FB moms taking stock up

Talk about climbing a wall of worry.

It turns out that millions of nosy moms who once joined Facebook to keep digital tabs on their networking teens are leading the nimble transformation of the social networking site from desktop to mobile — a fact that was driven home by a rocking earnings report on Thursday.

Facebook, the stock that almost everyone on Wall Street loved to hate, had its best day since going public in the spring of 2012 — up 30 percent on the session.

The move came on the heels of spectacular numbers for the spring quarter, with the company ringing up a 53 percent sales increase.

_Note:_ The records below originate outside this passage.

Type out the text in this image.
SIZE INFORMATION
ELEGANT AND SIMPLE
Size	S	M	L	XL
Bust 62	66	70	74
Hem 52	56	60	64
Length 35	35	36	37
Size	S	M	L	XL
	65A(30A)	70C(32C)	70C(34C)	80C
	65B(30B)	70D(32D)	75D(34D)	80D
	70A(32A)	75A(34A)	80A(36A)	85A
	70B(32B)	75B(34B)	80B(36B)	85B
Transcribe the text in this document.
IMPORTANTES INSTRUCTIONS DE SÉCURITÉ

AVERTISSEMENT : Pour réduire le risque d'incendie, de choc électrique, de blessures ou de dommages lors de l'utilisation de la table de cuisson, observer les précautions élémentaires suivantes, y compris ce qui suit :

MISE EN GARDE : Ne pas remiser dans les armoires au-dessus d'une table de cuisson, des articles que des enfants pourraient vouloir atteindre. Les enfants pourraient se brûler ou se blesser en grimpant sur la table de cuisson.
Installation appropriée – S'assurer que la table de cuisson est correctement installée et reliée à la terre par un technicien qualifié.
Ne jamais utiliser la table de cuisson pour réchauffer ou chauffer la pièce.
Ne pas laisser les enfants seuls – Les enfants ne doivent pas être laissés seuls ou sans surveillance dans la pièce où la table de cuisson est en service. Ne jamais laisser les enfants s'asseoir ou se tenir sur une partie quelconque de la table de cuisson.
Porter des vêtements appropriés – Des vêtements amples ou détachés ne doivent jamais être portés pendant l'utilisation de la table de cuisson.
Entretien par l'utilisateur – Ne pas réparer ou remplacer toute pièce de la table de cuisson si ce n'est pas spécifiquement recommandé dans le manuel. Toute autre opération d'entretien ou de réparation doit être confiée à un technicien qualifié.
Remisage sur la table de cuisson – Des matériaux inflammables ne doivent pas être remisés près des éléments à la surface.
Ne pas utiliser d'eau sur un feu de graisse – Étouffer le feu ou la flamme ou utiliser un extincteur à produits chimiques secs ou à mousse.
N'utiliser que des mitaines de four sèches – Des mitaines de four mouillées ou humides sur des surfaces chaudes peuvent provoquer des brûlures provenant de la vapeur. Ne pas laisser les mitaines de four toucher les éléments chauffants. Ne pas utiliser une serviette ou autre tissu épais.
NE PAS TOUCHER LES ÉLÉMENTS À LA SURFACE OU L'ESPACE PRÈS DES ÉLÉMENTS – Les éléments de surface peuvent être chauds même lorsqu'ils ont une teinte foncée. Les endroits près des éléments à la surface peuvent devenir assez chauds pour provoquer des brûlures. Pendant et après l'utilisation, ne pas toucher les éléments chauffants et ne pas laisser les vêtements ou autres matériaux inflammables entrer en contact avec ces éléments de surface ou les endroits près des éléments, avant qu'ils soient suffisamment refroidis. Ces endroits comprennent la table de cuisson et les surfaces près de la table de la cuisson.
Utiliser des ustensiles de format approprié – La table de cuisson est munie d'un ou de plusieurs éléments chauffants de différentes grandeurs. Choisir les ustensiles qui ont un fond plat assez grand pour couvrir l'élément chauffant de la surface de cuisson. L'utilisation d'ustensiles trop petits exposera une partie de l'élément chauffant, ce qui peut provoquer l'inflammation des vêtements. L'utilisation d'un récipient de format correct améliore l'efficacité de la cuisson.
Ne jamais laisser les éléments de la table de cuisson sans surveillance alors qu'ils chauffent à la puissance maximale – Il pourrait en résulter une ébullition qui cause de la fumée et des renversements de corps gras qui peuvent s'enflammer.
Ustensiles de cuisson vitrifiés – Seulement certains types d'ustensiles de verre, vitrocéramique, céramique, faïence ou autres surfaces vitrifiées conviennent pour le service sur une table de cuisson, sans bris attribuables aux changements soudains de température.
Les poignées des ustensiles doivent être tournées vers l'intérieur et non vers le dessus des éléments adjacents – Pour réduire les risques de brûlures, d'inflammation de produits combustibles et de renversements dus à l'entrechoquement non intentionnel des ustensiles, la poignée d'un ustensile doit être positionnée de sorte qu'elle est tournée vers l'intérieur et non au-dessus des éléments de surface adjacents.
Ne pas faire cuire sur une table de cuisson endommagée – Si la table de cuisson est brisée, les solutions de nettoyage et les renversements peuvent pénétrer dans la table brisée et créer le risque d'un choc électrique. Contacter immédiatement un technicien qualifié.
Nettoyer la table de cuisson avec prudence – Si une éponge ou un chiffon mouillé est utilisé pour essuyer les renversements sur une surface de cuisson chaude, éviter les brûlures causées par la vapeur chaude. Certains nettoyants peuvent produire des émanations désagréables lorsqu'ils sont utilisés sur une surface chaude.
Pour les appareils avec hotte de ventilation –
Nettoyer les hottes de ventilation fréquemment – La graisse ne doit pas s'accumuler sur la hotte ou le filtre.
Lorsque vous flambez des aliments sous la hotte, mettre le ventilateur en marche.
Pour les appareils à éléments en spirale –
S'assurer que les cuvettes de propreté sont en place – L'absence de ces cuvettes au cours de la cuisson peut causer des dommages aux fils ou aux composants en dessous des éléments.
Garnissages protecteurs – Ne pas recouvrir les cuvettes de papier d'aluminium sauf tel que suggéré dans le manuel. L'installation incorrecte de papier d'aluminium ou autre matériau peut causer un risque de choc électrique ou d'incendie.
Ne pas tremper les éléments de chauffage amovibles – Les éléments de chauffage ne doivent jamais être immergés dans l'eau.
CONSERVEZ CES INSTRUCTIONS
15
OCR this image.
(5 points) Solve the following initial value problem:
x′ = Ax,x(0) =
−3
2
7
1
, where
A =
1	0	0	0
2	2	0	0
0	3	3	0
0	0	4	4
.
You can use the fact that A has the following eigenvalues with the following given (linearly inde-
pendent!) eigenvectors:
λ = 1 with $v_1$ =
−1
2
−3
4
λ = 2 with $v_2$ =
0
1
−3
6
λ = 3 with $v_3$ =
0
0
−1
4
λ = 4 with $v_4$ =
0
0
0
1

More important, 41 percent of those revenues came from mobile ad sales, as mobile users exploded during the period and Facebook expanded advertising on its news feed.

Indeed, while tweens and teens continue to embrace Facebook, with or without a parental green light (though even founder Mark Zuckerberg admits the under-20 crowd is notoriously hard to measure, since many lie about their age), somewhat older — and, in particular, female — users are driving mobile ad sales — the holy grail for social-networking companies.

According to Digital Flash NY, 64 percent of Facebook users are now women, and 18 percent of them update their pages daily, almost twice the activity of their male counterparts.

In the second quarter, 225 billion minutes were logged by Facebook users on their mobile app versus just 18 billion minutes on the Twitter app, favored by men.

Back on Wall Street, one of the few who got the Facebook play correct is William Martin of Raging Capital.

In a letter to investors a week before the huge Facebook rally, Martin said he believes Facebook is “only in the top of the third inning in terms of monetizing its massive advertising inventory.”

Yes, with mobile ad spending projected to come in at less than $8 billion dollars this year, the sky seems to be the limit for the companies that can capture a good chunk of the growing pie.